Question · 3 answers

WMLx vs M300 Mini Scout for HD—which actually matters more?

The M300 Mini Scout runs 500 lumens, the WMLx caps at 400. On paper that's a gap. In your hallway at 2 AM, you won't notice it. Both will collapse a threat's pupils and destroy their night vision fast enough.

Heat signature is the internet's favorite phantom problem here. Yes, thermal optics will see either light brighter. No, your neighbor isn't running FLIR on your house. This matters if you're breaching a fortified position in Kandahar. It doesn't matter in home defense.

Where the M300 actually wins: runtime and beam quality. You get roughly 60 minutes on a single 18650 versus the WMLx's 45 minutes. The reflector design throws a tighter hotspot with better peripheral spill. That's real. **If you train regularly and want less fiddling with battery schedules, the Scout makes sense.**

Where the WMLx wins: cost and mounting. It's $150–180 cheaper and the thumb pad is more intuitive than the Scout's tail switch if you're running it on a carbine. Fewer compatibility headaches too.

Honest call: pick whichever one you'll actually mount, test, and train with. The light you use beats the light you optimize for specs. Run fresh batteries, practice your transitions, keep the lens clean. That's 95% of the fight.

What's your current setup, and how much time are you putting on the rifle?

3 answers
  1. @ben.rourke8d ago
    Accepted+9

    frm42's candela math is solid—that 15-20% difference at 10 yards is real and worth knowing.
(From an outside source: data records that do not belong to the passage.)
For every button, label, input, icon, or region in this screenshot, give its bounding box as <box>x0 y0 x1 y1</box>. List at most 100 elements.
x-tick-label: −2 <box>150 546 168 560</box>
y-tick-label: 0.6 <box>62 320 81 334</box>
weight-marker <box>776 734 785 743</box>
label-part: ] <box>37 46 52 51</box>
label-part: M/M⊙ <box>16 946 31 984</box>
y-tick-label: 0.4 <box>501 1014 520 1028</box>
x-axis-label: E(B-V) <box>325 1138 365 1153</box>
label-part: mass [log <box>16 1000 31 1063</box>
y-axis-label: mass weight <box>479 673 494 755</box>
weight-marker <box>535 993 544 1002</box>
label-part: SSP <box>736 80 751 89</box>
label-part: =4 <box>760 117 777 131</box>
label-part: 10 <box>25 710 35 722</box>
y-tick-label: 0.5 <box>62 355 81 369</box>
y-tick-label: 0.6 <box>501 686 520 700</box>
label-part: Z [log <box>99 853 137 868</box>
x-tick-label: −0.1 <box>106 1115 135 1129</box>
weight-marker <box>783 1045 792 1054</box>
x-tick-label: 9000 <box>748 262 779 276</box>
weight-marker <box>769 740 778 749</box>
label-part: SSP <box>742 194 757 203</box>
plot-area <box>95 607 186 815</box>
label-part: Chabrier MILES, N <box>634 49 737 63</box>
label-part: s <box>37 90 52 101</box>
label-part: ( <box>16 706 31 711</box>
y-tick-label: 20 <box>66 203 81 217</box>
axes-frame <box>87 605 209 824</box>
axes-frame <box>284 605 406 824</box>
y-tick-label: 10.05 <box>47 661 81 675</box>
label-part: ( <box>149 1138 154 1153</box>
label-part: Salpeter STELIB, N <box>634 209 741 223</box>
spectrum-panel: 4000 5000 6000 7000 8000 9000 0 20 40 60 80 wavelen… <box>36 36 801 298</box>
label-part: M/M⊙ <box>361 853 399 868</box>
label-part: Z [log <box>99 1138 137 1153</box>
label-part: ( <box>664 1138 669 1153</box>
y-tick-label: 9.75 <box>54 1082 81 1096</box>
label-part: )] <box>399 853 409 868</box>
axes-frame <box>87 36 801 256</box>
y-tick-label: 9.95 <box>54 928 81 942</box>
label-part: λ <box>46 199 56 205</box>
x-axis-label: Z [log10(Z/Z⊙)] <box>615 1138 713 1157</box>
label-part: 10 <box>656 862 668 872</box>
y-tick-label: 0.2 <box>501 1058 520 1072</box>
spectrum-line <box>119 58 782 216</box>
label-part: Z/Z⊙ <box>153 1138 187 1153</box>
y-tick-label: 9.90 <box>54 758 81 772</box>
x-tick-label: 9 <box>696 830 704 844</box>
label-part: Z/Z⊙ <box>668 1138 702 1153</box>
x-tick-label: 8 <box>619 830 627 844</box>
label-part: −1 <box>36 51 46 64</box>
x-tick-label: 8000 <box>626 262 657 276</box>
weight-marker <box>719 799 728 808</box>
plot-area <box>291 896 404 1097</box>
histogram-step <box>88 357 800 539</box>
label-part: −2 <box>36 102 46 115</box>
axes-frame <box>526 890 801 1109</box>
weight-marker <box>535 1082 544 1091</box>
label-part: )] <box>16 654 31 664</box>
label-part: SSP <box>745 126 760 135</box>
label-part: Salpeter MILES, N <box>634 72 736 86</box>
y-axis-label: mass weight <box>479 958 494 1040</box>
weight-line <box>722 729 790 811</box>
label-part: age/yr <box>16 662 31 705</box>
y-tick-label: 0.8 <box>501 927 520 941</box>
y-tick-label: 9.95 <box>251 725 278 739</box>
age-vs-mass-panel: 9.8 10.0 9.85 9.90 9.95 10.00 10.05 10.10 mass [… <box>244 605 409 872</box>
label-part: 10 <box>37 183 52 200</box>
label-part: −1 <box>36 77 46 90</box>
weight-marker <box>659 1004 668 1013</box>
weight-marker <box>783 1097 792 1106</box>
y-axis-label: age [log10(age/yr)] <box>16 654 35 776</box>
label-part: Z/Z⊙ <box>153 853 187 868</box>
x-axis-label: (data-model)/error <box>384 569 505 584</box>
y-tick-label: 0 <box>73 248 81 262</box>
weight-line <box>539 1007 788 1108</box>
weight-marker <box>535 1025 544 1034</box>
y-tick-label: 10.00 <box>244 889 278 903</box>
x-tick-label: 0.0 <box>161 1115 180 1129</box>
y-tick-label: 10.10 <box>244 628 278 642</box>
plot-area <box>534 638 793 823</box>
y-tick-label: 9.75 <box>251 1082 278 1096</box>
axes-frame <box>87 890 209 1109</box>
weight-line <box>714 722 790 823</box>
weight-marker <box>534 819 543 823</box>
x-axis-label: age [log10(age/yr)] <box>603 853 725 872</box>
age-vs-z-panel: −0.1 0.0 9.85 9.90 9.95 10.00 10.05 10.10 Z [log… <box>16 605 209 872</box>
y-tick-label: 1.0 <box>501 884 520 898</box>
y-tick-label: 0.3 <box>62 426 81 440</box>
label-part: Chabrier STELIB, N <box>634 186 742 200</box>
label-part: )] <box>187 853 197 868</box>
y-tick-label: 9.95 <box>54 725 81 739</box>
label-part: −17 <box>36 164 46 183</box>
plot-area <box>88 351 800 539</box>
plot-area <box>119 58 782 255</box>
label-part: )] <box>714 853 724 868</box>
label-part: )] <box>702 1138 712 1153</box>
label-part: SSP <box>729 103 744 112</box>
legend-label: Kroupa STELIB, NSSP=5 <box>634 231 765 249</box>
I'd just add that it matters less than where you end up putting the thing on your gun.

    I've run both in low-light drills with students, and the gap that actually changes performance is mounting position and switch ergonomics under stress. Absolute cowitness with a tail switch means your support hand has to reach back and up to activate—fine if you're shouldering the rifle, problem if you're using the light to search around a corner or transition to another room with the gun closer to center mass. Offset mount with a thumb pad flips that equation. You're pressing forward on the pad instead of reaching, and your index finger's already in the neighborhood.

    The other variable: how your gear sits. If you're running a sling, chest rig, or plate carrier, the tail switch can snag on straps during recoil or movement. Thumb pad mostly avoids it because your hand controls the contact.

    If you haven't settled on how it's going to live on your carbine yet—rail position, sling method, how you're moving through your space—that's the decision to make first. The light follows the mounting system, not the other way around.

    What's your current setup looking like? Rail-mounted rifle, and are you planning offset or cowitness?

  2. @frm4215d ago
    +6

    The lumen comparison misses what actually matters indoors: candela at the distances where you're making threat identification.

    Lumens spread in all directions. Candela is the intensity in your beam's center—that's what collapses pupils and lights up a face 7–15 yards away, which is your typical hallway or living room engagement distance.

    M300 Mini Scout: ~15,000 candela. WMLx: ~12,000 candela. At 10 yards, that gap translates to maybe 15–20% more throw and edge intensity. Measurable. Not phantom.

    But here's the actual constraint: both lights will positively identify a threat at 15 yards without question. The real problem isn't brightness—it's whether your mount position lets you index the light reliably under stress, and whether the switch activation method survives contact with your gear or support hand during a barricade.

    That's where the geometry of how you're running it matters more than raw output. Rail-mounted at absolute cowitness versus lower-1/3 changes your head position relative to the beam. Thumb pad versus tail switch changes how your support hand finds it in the dark.

    Do you already have a mounting solution in mind, and are you running it offset or on the same plane as your optic? That's where I'd want to lock in the actual recommendation for your specific use case.

  3. @kept.simple4d ago
    +6

    Both of you nailed the real variables. I'll add what actually broke the tie for me: I ran the WMLx on an offset mount for three months, then switched to the M300 Mini Scout on absolute cowitness with the tail switch. The Scout won, but not why the internet thinks.

    Offset thumb pad was cleaner in theory. In practice, during movement drills with a sling, my thumb pad kept getting trapped against my chest rig when I transitioned the rifle from ready to search position. Not a catastrophe, but it killed the repeatability of my activation—sometimes I'd catch it, sometimes I wouldn't.

    Tail switch on cowitness fixed that. My support hand's already reaching back to stabilize during recoil. The switch is just there. No new motion. No gear snag. Activation became automatic instead of deliberate.

    The runtime difference (60 vs 45 minutes) sealed it for me. I keep a 18650 on the light itself and a spare in a dump pouch. Fresh battery every training session means I'm never guessing if I'm halfway through the charge cycle.

    If you haven't run either under movement—actually moving through your house, working around furniture, using a sling—that's the test. Sit with it for a month of dry work. The one that disappears during the motion is the one you keep. Everything else is spec sheet theater.